Sunday, December 08, 2013
Cult-TV Blogging: Firefly: "Trash" (July 21, 2003)
In “Trash,” Captain Malcolm Reynolds (Nathan Fillion) and the crew of Serenity cross paths once more with treacherous Saffron (Christina Hendricks), the duplicitous criminal who nearly conned them into a pirate’s space trap some time earlier (“Our Mrs. Reynolds.”)
In exchange for rescue from a dead moon, Saffron offers to share with the Firefly’s crew the treasure from the heist of a life-time, or “the perfect crime.” In particular, Saffron claims to know the exact location and security codes of the Lassiter, the first laser gun, and thus a valuable antique. The ancient gun now is on display in a private collector’s home on the planet Bellerophon, one of the central planets. If Mal and the others can steal the Lassiter, it will fetch a high price on the black market.

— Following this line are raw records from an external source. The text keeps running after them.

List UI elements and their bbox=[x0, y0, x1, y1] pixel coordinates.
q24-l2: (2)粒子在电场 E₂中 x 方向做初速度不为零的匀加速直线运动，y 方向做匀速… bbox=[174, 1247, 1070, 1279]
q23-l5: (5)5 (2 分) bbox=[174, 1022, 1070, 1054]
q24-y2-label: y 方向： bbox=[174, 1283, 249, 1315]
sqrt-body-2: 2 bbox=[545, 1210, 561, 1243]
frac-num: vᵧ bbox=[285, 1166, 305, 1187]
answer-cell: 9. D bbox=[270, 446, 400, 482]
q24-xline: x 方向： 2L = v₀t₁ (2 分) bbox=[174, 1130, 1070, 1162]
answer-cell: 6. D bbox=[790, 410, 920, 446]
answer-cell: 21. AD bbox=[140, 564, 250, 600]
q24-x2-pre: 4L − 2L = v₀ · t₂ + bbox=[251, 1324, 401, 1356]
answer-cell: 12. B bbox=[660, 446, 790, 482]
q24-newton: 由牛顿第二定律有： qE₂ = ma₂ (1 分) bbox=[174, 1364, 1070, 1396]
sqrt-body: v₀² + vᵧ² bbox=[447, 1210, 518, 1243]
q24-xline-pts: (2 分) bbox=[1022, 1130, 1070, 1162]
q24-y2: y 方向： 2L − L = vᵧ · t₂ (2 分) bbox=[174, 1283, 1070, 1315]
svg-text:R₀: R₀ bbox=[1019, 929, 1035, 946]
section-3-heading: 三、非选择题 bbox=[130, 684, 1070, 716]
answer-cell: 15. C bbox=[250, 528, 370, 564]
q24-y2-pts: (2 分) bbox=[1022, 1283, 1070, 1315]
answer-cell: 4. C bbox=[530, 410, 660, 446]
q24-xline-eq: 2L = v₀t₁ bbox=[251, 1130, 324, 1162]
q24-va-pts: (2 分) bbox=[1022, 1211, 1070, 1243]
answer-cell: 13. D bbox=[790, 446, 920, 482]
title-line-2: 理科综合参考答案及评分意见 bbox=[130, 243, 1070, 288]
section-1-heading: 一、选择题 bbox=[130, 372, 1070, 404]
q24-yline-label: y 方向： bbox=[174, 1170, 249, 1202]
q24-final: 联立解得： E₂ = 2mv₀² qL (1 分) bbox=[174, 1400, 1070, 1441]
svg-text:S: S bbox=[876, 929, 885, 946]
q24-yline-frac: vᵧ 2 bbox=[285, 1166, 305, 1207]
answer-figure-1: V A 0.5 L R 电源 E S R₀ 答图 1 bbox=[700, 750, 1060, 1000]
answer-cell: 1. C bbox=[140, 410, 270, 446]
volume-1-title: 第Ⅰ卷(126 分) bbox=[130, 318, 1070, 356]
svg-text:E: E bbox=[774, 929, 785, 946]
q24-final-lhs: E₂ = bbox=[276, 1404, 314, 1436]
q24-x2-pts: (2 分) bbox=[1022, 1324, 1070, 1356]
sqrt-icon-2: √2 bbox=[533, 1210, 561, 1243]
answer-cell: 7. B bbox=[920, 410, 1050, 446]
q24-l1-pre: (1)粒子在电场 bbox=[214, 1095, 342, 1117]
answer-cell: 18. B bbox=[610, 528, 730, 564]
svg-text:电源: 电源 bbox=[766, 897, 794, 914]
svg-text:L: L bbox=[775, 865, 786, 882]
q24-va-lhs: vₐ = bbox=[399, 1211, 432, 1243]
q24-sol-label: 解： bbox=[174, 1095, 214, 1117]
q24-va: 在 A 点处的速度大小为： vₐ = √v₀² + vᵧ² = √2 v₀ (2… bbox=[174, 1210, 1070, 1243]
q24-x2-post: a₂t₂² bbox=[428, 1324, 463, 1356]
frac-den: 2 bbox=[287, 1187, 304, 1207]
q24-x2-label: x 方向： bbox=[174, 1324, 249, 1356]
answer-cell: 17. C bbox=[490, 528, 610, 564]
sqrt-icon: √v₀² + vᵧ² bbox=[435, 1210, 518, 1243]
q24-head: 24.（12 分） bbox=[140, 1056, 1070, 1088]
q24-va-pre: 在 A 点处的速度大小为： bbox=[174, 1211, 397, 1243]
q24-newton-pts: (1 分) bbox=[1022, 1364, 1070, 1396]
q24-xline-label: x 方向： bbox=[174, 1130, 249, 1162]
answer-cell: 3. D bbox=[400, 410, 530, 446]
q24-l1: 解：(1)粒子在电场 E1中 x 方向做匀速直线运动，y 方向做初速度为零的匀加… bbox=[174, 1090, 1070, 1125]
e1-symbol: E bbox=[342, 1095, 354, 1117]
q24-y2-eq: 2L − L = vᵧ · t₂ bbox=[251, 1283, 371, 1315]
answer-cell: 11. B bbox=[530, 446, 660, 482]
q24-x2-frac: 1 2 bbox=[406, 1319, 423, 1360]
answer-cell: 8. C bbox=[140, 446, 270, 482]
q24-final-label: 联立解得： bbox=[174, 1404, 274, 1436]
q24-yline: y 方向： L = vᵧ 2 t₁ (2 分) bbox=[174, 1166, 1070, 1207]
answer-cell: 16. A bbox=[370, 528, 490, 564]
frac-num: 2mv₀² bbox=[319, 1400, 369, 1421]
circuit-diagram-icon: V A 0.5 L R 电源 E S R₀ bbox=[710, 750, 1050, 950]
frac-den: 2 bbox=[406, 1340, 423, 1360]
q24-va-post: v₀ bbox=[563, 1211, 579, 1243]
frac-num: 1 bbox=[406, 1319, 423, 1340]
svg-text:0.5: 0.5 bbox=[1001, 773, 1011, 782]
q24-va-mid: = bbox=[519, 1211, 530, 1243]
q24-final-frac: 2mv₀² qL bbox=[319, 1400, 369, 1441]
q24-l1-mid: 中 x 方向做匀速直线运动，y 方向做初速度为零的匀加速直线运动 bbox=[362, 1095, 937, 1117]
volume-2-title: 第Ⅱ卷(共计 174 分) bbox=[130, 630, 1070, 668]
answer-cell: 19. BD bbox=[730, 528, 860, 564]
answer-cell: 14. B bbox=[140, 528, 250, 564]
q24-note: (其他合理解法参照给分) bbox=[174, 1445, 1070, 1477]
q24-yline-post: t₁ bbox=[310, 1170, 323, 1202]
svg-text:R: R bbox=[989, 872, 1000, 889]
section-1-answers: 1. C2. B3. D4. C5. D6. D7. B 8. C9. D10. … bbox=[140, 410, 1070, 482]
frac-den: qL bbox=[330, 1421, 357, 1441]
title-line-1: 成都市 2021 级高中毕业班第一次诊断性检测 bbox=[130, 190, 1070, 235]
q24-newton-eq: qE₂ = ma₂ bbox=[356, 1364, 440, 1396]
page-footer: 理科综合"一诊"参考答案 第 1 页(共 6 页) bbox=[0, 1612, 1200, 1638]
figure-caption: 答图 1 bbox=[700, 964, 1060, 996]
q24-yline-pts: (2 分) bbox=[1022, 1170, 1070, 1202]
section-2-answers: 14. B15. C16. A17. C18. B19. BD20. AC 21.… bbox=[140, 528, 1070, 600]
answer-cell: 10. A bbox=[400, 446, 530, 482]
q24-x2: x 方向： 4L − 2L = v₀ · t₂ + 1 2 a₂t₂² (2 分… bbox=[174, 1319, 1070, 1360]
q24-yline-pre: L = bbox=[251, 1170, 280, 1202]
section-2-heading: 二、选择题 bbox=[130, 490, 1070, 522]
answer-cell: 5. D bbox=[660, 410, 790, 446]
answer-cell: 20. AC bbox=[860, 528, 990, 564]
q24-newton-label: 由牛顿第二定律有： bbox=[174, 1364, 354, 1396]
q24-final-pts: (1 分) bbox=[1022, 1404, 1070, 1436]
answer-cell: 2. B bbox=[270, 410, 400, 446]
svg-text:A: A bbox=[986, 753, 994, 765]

Malcolm and his team plan the caper -- which involves disguises, a futuristic gated community of sorts, and an automated drone garbage system -- but everyone is nervous about working with Saffron, a criminal know that they will double-cross them without thought…
Like “Ariel,” “Trash” is a great Firefly (2002) caper story, but one made even better by the presence of Christina Hendricks’ Saffron -- “a brilliant, evil double-crossing snake” in Mal’s words -- as an uncertain ally.
As the end of the episode reveals, everyone is playing everyone else in “Trash,” and so the episode is a con within a con within a con. The twists and turns are brilliantly orchestrated, especially when Saffron lives up to form.
Structurally, “Trash” is intriguing because it opens after the caper’s end, with Mal sitting naked on a rock in the arid desert. He says “Yep, that went well,” and the suggestion is pretty clearly that he’s been had or tricked again; that he’s failed.
As the remainder of the episode leads up to this denouement, however, we start to see that our assumptions about Mal’s presence there (and his tone…) are not correct. On the contrary, he is undeterred and un-phased about being stripped of his clothes. And for once, “the job” actually did go well.
The most delightful revelation in the course of “Trash” is that Inara (Morena Baccarin) -- who has been vocally upset with Mal and the plan involving Saffron -- is actually in on the secret, and is present at the end to procure the Lassiter. It’s nice to see Inara so expertly playing her role in an under-handed crime plan.
I wrote some about Saffron (and Hendricks) in “Our Mrs. Reynolds,” but she is the most charismatic -- in my opinion -- of all Firefly’s villains for the mere fact that she is such a talented chameleon. She changes approaches or strategy depending on who she is in the room with, and seems to make that shift as easily as she breathes. Here, Saffron is able to trick Mal again, by once more showing a vulnerable side. He knew that moment would come and planned for it, but the fact is that Saffron again gets the better of Mal. This makes Mal either an easy mark, or Saffron a positively exceptional con-artist. Whatever the truth, the moments Mal and Saffron share are wonderful, tense, and charged with sexual tension.
I would have loved to see a second season of Firefly for many reasons, but not the least of which is the return of Saffron. It would have been great to see her return one more time, or even join the crew for a time. Could you imagine a ship with both Jayne and Saffron among the crew?
In “Trash,” we do learn some more about Saffron’s background, but these facts don’t fully illuminate her, or make her transparent. We learn that she is the mark’s wife, and that he has been searching for her for six years. He calls her “Yolanda,” but Saffron also goes by the named Bridgette. Thus there’s the sense in”Trash” that we may know one chapter of Saffron’s life, but not necessarily the most important one, or the truth of things. We also learn that Saffron ran off with an associate of her husband, and that the associate mysteriously died soon after. Saffron claims she didn’t kill him, but the problem is that we simply can’t trust a single word that she says.
If Saffron gets her comeuppance in “Trash,” then Jayne (Adam Baldwin) gets his as well. Thanks to River (Summer Glau), Simon (Sean Maher) learns the truth of what happened on Ariel, and gets Jayne on his medical bay…where he can threaten him with bodily harm. Showcasing his essential decency, however, Simon never harms Jayne. Instead, he shows simply and effectively that he is -- and always will be -- better than Jayne. He shames him, and Jayne, for all his flaws, is still susceptible to being shamed.